The Kizildere geothermal field is located in the East of Büyük Menderes graben in Western Anatolia, Turkey.

It was discovered in 1968 as the first site with potential geothermal energy source in Turkey. The geothermal field is made up of three main reservoirs:

  1. The upper reservoir within the Pliocene limestones of the Sazak Formation
  2. The intermediate reservoir within the Palaeozoic marble–quartzite–schist intercalations of the Iğdecik Formation
  3. The deep reservoir hosted within the gneisses and quartzites that are intercalated with, and underlie, the schists.

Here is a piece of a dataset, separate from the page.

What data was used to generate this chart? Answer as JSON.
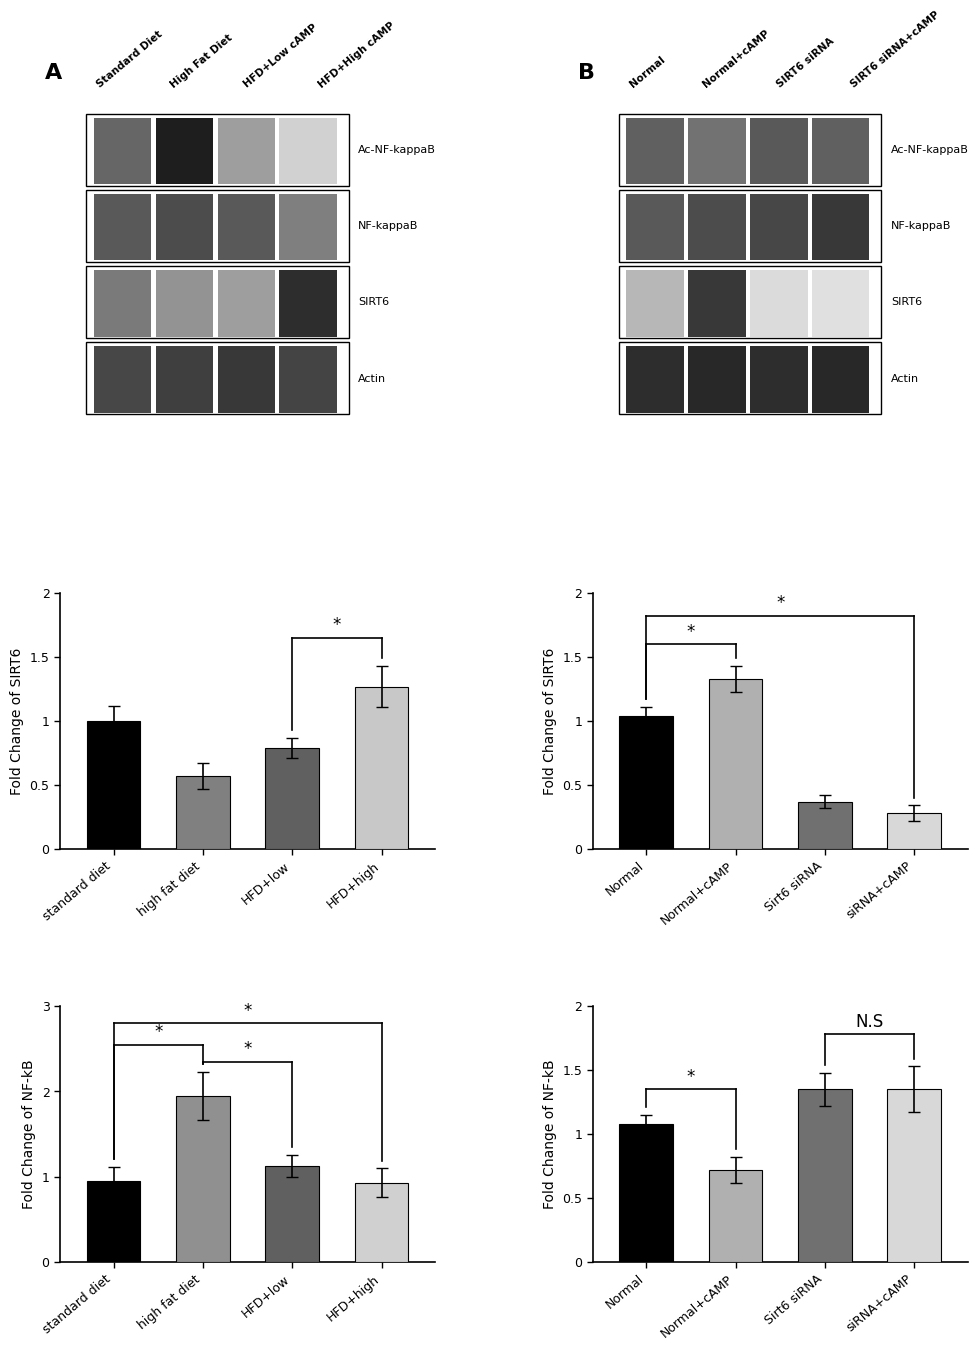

The geothermal system has been in production since 1984. Reinjection of the produced fluid, which is depleted in CO2 and cooler, started in 2002 in an effort to maintain the reservoir pressure. The geothermal fluid at Kizildere carries a significant amount of dissolved CO2 (over 3% by weight depending on depth).

Project activities

In order to achieve its stated objectives, SUCCEED project will take advantage of the already existing deep well infrastructure at Hellisheidi and  Kizildere to test the new monitoring technoloies with two different CO2 injection techniques.

Currently, the Kizildere site re-injects ~200 tonnes/hour/well spent geothermal fluid at 110℃ in to the reservoir. The Linde CO2 plant, which started operation in November 2015, derives the CO2 from the Kizildere geothermal plant via pipelines, purifies it and liquefies it as product. The plant has a capacity of 240 tonnes/day, however, only a quarter of this capacity is currently utilised in the open market as food grade CO2. It has been agreed with Linde that up to 80 tonnes/day CO2 can be supplied to the SUCCEED project for injection in the field for the purposes of the project.

The project will use an existing well at Kizildere to inject CO2 which has been produced and captured, but is normally mostly vented to the atmosphere, into the reservoir at supercritical state. This is aimed at enhancing the pressure in the reservoir as the means to “use” as well as “store” the produced CO2, providing a cost effective, low environmental impact and resource‐efficient coupled geothermal-CCUS technology. The site will provide the only functioning field-scale pilot project of supercritical CO2 injection into a geothermal field in a carbonate reservoir system, with unique opportunities for testing and development of the new monitoring technologies and systems.

The project will also use the work at Kizildere investigate if CO2 storage in carbonate rocks is feasible and verifiable, enabling the validation of much talked about CO2 storage opportunities world-wide.